O comércio aproxima os povos, faz-nos ver que somos, de fato, interdependentes. Mas o comércio deve ser livre, isto é, deve estar expurgado de subsídios, cotas e barreiras que escamoteiam o mais puro protecionismo. É isso o que queremos, e estou certo de que é isso o que os Estados Unidos também buscarão. Nesse sentido, nossa tradição multilateralista reforçará o entendimento mútuo e a busca de soluções satisfatórias e democráticas.

O pragmatismo que tem pautado o diálogo governamental Brasil - Estados Unidos, sem deixar que diferenças ideológicas interfiram em nossa imensa agenda em comum, é um alento para os empreendedores privados. O momento é mais que propício para o empresariado brasileiro estreitar os laços com o maior mercado mundial.

Aliás, como afirmou recentemente a ex-Embaixadora dos Estados Unidos Donna Hrinak, se as alianças entre setores da economia forem suficientemente fortes, não há nacionalismo ou protecionismo que resista. Ilustra esse ponto, Srªs e Srs. Senadores, a venda de jatos da Embraer para o Pentágono na hipersensível área da segurança nacional norte-americana.

Nesse contexto, nosso Embaixador em Washington, Roberto Abdenur, alerta que o empresariado brasileiro poderia aproveitar melhor as brechas tributárias que o mercado norte-americano oferece em vários setores de sua economia. Participamos relativamente pouco em nichos de mercado em que as tarifas de importação norte-americanas são extremamente baixas ou, mesmo, inexistentes.
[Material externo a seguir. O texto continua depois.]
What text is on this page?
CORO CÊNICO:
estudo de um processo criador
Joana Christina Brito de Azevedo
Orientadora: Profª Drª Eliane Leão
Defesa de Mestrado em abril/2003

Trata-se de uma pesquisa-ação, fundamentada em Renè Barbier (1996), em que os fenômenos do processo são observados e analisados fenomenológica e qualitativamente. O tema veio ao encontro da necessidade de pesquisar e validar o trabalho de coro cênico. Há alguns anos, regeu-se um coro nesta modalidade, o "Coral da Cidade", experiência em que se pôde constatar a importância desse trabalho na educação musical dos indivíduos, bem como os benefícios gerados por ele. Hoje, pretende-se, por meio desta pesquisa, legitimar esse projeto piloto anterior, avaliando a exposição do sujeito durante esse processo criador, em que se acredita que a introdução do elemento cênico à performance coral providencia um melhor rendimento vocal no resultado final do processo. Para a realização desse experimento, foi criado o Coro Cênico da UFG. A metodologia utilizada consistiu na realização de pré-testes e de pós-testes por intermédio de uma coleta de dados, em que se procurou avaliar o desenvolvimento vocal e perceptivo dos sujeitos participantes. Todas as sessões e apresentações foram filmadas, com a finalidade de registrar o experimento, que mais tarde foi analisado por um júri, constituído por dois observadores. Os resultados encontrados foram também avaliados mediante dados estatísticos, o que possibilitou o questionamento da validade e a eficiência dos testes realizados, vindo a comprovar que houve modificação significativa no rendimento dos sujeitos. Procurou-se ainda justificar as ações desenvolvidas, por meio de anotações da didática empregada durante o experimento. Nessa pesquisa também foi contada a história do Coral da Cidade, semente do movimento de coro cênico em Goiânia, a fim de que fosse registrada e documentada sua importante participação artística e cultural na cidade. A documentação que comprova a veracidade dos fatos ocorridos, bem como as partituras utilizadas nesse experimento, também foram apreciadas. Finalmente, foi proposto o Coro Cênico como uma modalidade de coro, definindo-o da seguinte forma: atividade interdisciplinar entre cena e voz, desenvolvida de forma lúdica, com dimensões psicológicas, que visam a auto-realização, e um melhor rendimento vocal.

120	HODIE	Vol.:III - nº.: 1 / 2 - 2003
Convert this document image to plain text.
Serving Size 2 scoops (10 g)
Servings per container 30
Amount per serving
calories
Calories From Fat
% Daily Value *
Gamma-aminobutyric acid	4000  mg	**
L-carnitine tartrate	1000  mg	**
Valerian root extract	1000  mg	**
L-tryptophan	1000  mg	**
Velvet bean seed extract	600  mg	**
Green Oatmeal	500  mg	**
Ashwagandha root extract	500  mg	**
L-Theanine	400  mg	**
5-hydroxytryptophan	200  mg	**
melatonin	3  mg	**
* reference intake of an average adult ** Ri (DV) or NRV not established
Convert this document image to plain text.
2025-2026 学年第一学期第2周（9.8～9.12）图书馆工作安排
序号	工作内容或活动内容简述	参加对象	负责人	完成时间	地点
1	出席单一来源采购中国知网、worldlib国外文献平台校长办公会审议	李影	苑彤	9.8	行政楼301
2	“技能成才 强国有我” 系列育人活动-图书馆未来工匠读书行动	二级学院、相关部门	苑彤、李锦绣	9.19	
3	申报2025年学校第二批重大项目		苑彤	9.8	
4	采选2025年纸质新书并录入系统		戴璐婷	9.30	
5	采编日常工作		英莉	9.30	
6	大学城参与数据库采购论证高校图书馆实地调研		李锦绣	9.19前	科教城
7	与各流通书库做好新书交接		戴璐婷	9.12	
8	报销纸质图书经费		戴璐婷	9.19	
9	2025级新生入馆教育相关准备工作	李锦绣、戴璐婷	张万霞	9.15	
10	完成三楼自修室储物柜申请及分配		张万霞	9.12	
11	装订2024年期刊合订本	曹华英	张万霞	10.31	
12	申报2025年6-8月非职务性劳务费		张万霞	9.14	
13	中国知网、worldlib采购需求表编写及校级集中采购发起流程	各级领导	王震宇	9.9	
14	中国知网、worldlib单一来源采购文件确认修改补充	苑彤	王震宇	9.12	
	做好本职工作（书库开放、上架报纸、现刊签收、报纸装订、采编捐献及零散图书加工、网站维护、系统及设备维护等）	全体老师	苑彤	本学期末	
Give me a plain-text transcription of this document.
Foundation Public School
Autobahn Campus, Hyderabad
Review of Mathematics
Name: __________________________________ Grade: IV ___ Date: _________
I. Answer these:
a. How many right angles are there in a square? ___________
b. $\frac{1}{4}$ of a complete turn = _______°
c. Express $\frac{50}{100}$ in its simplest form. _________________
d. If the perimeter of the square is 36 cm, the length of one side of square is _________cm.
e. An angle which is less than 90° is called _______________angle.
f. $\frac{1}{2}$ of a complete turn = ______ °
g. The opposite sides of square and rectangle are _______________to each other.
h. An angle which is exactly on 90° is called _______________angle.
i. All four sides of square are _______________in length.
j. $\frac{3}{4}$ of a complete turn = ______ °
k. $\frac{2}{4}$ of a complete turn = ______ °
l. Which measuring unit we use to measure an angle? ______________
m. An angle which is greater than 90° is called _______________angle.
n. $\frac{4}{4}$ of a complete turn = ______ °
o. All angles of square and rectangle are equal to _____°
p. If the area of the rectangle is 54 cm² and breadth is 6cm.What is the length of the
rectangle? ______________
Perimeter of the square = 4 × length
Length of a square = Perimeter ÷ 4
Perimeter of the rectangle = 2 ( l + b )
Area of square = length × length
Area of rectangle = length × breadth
Mais recentemente, Sua Excelência, no artigo “Brasil e EUA: refletir, dialogar e avançar”, publicado pela imprensa nacional, reforça a posição de se trabalhar a parceria com os norte-americanos de maneira mais consistente quando afirma que “Os EUA e o Brasil foram parceiros-chave no acordo sobre a moldura das negociações da Rodada Doha, e continuaremos a trabalhar juntos para uma reforma efetiva dos mercados agrícolas internacionais, em especial com vistas ao corte dos inaceitáveis subsídios bilionários concedidos pelos países ricos.”

Enquanto isso, continuamos a lutar - tanto em âmbito regional quanto na esfera global, na OMC - pelo fim dos pesados subsídios que incidem sobre produtos considerados sensíveis pelos poderosos lobbies norte-americanos.

O atual Embaixador dos Estados Unidos, John Danilovich, destacou com muita propriedade, em artigo intitulado “Vitórias da democracia”, publicado na Folha de São Paulo no último dia 14 deste mês, que, “passadas as eleições, Estados Unidos e Brasil já podem voltar a atenção aos objetivos comuns que traçamos para nossos países”. Destacou o Embaixador que “temos uma agenda bilateral ambiciosa e produtiva que abrange negociações de comércio nos âmbitos mundial e regional, cooperação para combate à Aids, segurança da região e iniciativas para aliviar a fome”.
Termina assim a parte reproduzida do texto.